Like many districts in Colorado, The silver crash of 1893 hit Rico hard, the local mining industry declined, and Rico fell upon hard times. Rico was still the center of a relatively rich mining district, and the mining industry, although hobbled, soldiered on into the new century.
Rico in the New Century
By 1901 many of the Rico mines had been consolidated under the United Rico Mining Company. Production shifted primarily to lead and zinc, and around 1910 URMC became the Rico Mining Company, then the Syndicate Mining and Milling Company in 1915. As metals became important for World War I, base-metal ores were mined from Silver Creek and CHC Hill. Production slumped again after the war.
Easterner Robert L. Pellet arrived in 1919, consolidated a some of mines to form the Pelleyre Mining & Milling Company, which became a subsidiary of the International Smelting Company of Salt Lake City and was a major employer in the area until his death in 1949. Advances in metallurgy, specifically the perfecting the flotation process, helped mine operators like Pellets operate profitably.

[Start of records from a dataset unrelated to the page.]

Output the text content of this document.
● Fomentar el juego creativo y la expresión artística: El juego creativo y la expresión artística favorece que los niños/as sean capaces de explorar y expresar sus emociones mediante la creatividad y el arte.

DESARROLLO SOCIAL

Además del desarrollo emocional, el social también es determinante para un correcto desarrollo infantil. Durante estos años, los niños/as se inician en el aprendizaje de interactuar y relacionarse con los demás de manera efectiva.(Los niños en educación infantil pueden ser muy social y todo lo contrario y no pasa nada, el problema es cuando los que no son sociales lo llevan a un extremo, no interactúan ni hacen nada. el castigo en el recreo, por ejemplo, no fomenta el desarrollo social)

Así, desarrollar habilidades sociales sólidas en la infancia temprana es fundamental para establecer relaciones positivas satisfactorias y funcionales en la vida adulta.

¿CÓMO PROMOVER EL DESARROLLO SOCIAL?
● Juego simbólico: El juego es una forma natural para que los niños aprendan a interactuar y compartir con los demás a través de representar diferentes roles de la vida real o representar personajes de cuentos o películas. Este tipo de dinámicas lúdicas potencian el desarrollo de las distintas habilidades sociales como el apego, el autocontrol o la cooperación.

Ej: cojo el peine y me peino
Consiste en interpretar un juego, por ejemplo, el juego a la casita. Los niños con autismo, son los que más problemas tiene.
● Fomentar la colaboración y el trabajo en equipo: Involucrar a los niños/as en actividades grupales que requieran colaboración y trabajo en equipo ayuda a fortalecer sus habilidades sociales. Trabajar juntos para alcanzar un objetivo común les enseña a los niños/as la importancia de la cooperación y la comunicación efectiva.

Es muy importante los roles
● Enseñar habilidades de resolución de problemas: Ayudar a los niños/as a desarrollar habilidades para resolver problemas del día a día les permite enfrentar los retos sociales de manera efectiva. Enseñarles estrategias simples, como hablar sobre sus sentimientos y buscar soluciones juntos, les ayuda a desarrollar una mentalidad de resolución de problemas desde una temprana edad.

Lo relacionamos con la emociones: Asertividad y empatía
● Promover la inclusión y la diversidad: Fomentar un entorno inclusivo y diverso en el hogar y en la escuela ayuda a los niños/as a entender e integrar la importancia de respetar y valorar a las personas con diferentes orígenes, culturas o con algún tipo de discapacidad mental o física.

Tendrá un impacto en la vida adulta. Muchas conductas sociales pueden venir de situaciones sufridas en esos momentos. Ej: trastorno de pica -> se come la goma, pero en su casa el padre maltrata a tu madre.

A 250-ton custom mill was built in Rico at the International Smelting Company in 1926. Two years later the mill was shut down permanently and ore continued being shipped to Salt Lake City for processing as it had before the mill’s installation.
The 1929 depression hit Rico hard and by 1932 production almost completely stopped. Small scale mining started again in 1934 and a 135-ton flotation mill was installed in September of 1939. Elizabeth Pellet, Robert Pellet’s wife, was paramount to keeping the mail and railroad coming to town and in the 1940s was elected to the Colorado House of Representatives on a platform to improve roads to Rico.
World War II reinvigorated the mining industry, and in September 1955, the Leonard-Monsanto contact plant was constructed to produce sulfuric acid from pyrite. The sulfuric acid they produced was sent to uranium mills in Naturita and Uravan, during a time when nuclear arms race between the U.S. and Russia resulted in a boom in the uranium mining industry.
Decades after it began being mined in other parts of Colorado, molybdenum was found near Silver Creek by Anaconda Minerals Co., starting around 1978. The discoveries were never fully developed, but were presented time and time again, up to present day.
With a declining population and a mining industry that was in decline, Rico lost the County Seat to Dove Creek in 1946. The railroad that served the town was scrapped in the 1950s. Rico once again was faced with the isolation that hampered it's development in the early years.
After a century of mining, the residents of Rico started to shift away from the boom-and-bust economy that follows mining. The town began to evolve to house some of Telluride’s workers, southern state summer residents, and retirees.
In 2019, the town voted against a central sewer project, ensuring that the city will not be able to grow beyond its current population of around 200 people. Today, attractions like mountain biking trails, dirt roads with access to old mines, and the small mining town feel manage to bring in a modest summer tourist trade.